O perito que fez um relatório para o tribunal teve a mesma conclusão. Fez mesmo simulações para demonstrar a facilidade em fabricar conteúdos de mensagens indicando moradas de email de terceiros sem o seu consentimento. Este relatório apontava para que este fosse o cenário mais provável no caso.
O teor deste relatório foi depois avaliado pelo inspetor da Polícia Judiciária que investigou o caso. Este referiu em tribunal que o relatório inicial efetuado pela PJ, e enviado ao MP, não tinha todos os elementos das operadoras, tendo na altura, frisou em tribunal, alertado para tal por considerar que eram elementos essenciais. Perante os novos dados apurados, sobretudo informação da PT, o inspetor admitiu que havia uma dúvida sustentada sobre a autoria da mensagem e do seu envio, tudo indicando que terá sido forjado o endereço de email do remetente.

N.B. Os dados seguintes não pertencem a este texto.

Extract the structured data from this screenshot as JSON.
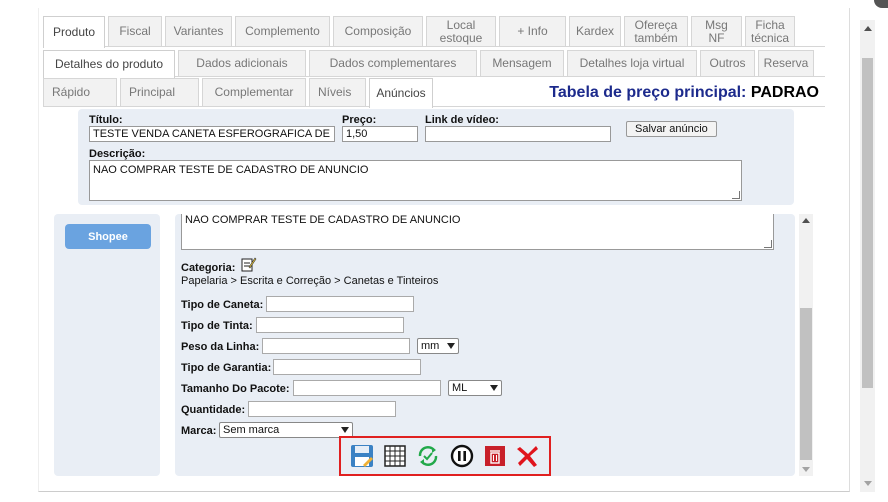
{
  "tabs_main": [
    "Produto",
    "Fiscal",
    "Variantes",
    "Complemento",
    "Composição",
    "Local estoque",
    "+ Info",
    "Kardex",
    "Ofereça também",
    "Msg NF",
    "Ficha técnica"
  ],
  "tabs_detail": [
    "Detalhes do produto",
    "Dados adicionais",
    "Dados complementares",
    "Mensagem",
    "Detalhes loja virtual",
    "Outros",
    "Reserva"
  ],
  "tabs_sub": [
    "Rápido",
    "Principal",
    "Complementar",
    "Níveis",
    "Anúncios"
  ],
  "price_table": {
    "label": "Tabela de preço principal:",
    "value": "PADRAO"
  },
  "ad": {
    "title_label": "Título:",
    "title_value": "TESTE VENDA CANETA ESFEROGRAFICA DE",
    "price_label": "Preço:",
    "price_value": "1,50",
    "video_label": "Link de vídeo:",
    "video_value": "",
    "save_button": "Salvar anúncio",
    "description_label": "Descrição:",
    "description_value": "NAO COMPRAR TESTE DE CADASTRO DE ANUNCIO"
  },
  "marketplace": {
    "button": "Shopee",
    "description_value": "NAO COMPRAR TESTE DE CADASTRO DE ANUNCIO",
    "category_label": "Categoria:",
    "category_path": "Papelaria > Escrita e Correção > Canetas e Tinteiros",
    "fields": {
      "tipo_caneta": "Tipo de Caneta:",
      "tipo_tinta": "Tipo de Tinta:",
      "peso_linha": "Peso da Linha:",
      "peso_unit": "mm",
      "tipo_garantia": "Tipo de Garantia:",
      "tamanho_pacote": "Tamanho Do Pacote:",
      "tamanho_unit": "ML",
      "quantidade": "Quantidade:",
      "marca": "Marca:",
      "marca_value": "Sem marca"
    }
  },
  "toolbar_icons": [
    "save-icon",
    "grid-icon",
    "refresh-icon",
    "pause-icon",
    "delete-icon",
    "close-icon"
  ],
  "colors": {
    "accent_blue": "#1c2a8c",
    "highlight_red": "#e02020",
    "shopee_button": "#6aa3e0",
    "panel_bg": "#e9eef5"
  }
}
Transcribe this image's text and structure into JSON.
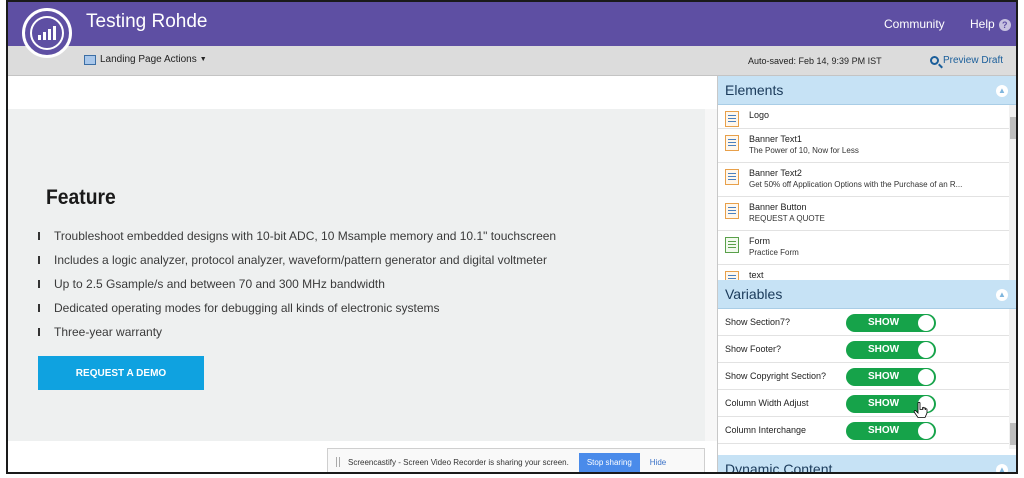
{
  "header": {
    "title": "Testing Rohde",
    "community": "Community",
    "help": "Help",
    "help_icon": "?",
    "brand_color": "#5e4fa3"
  },
  "toolbar": {
    "actions_label": "Landing Page Actions",
    "autosaved": "Auto-saved: Feb 14, 9:39 PM IST",
    "preview": "Preview Draft"
  },
  "canvas": {
    "feature_title": "Feature",
    "features": [
      "Troubleshoot embedded designs with 10-bit ADC, 10 Msample memory and 10.1\" touchscreen",
      "Includes a logic analyzer, protocol analyzer, waveform/pattern generator and digital voltmeter",
      "Up to 2.5 Gsample/s and between 70 and 300 MHz bandwidth",
      "Dedicated operating modes for debugging all kinds of electronic systems",
      "Three-year warranty"
    ],
    "demo_button": "REQUEST A DEMO",
    "accent_color": "#0fa2e0"
  },
  "share_bar": {
    "text": "Screencastify - Screen Video Recorder is sharing your screen.",
    "stop": "Stop sharing",
    "hide": "Hide"
  },
  "elements_panel": {
    "title": "Elements",
    "items": [
      {
        "name": "Logo",
        "sub": ""
      },
      {
        "name": "Banner Text1",
        "sub": "The Power of 10, Now for Less"
      },
      {
        "name": "Banner Text2",
        "sub": "Get 50% off Application Options with the Purchase of an R..."
      },
      {
        "name": "Banner Button",
        "sub": "REQUEST A QUOTE"
      },
      {
        "name": "Form",
        "sub": "Practice Form"
      },
      {
        "name": "text",
        "sub": ""
      }
    ]
  },
  "variables_panel": {
    "title": "Variables",
    "rows": [
      {
        "label": "Show Section7?",
        "toggle": "SHOW"
      },
      {
        "label": "Show Footer?",
        "toggle": "SHOW"
      },
      {
        "label": "Show Copyright Section?",
        "toggle": "SHOW"
      },
      {
        "label": "Column Width Adjust",
        "toggle": "SHOW"
      },
      {
        "label": "Column Interchange",
        "toggle": "SHOW"
      }
    ],
    "toggle_color": "#16a34a"
  },
  "dynamic_panel": {
    "title": "Dynamic Content"
  }
}
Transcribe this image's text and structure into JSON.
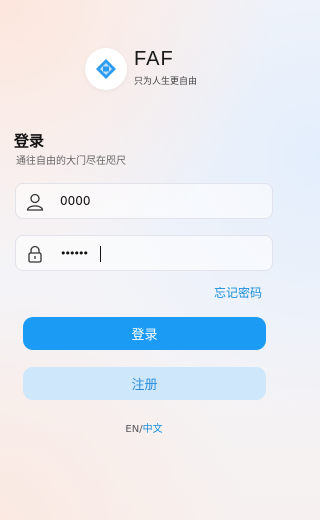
{
  "brand": {
    "name": "FAF",
    "tagline": "只为人生更自由"
  },
  "login": {
    "title": "登录",
    "subtitle": "通往自由的大门尽在咫尺"
  },
  "form": {
    "username": {
      "value": "0000",
      "icon": "user-icon"
    },
    "password": {
      "value": "••••••",
      "icon": "lock-icon"
    },
    "forgot_label": "忘记密码"
  },
  "buttons": {
    "login_label": "登录",
    "register_label": "注册"
  },
  "language": {
    "en": "EN",
    "separator": "/",
    "zh": "中文"
  },
  "colors": {
    "primary": "#1c9bf5",
    "secondary_bg": "#cfe7fb",
    "link": "#1a8fd8"
  }
}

Perante tudo isto, a juíza Raquel Sousa Lima concluiu: "Inexiste qualquer prova de que a elaboração das mensagens em apreço tenha sido da autoria do arguido", além de que "nenhuma relação foi possível estabelecer entre o arguido e o endereço de IP de onde foi inicialmente remetida aquela mensagem".
Como tal, o arguido foi absolvido do crime de ameaça agravada e do pedido de indemnização cível movido por Bruno de Carvalho, que não esteve presente no julgamento. E como o pedido foi rejeitado, Bruno de Carvalho foi condenado a pagar a 100% as custas judiciais nesta parte cível. Contactados os advogados, ninguém quis comentar. A defesa do acusado disse que o caso "está encerrado", enquanto do lado do advogado que representou Bruno de Carvalho nunca houve resposta.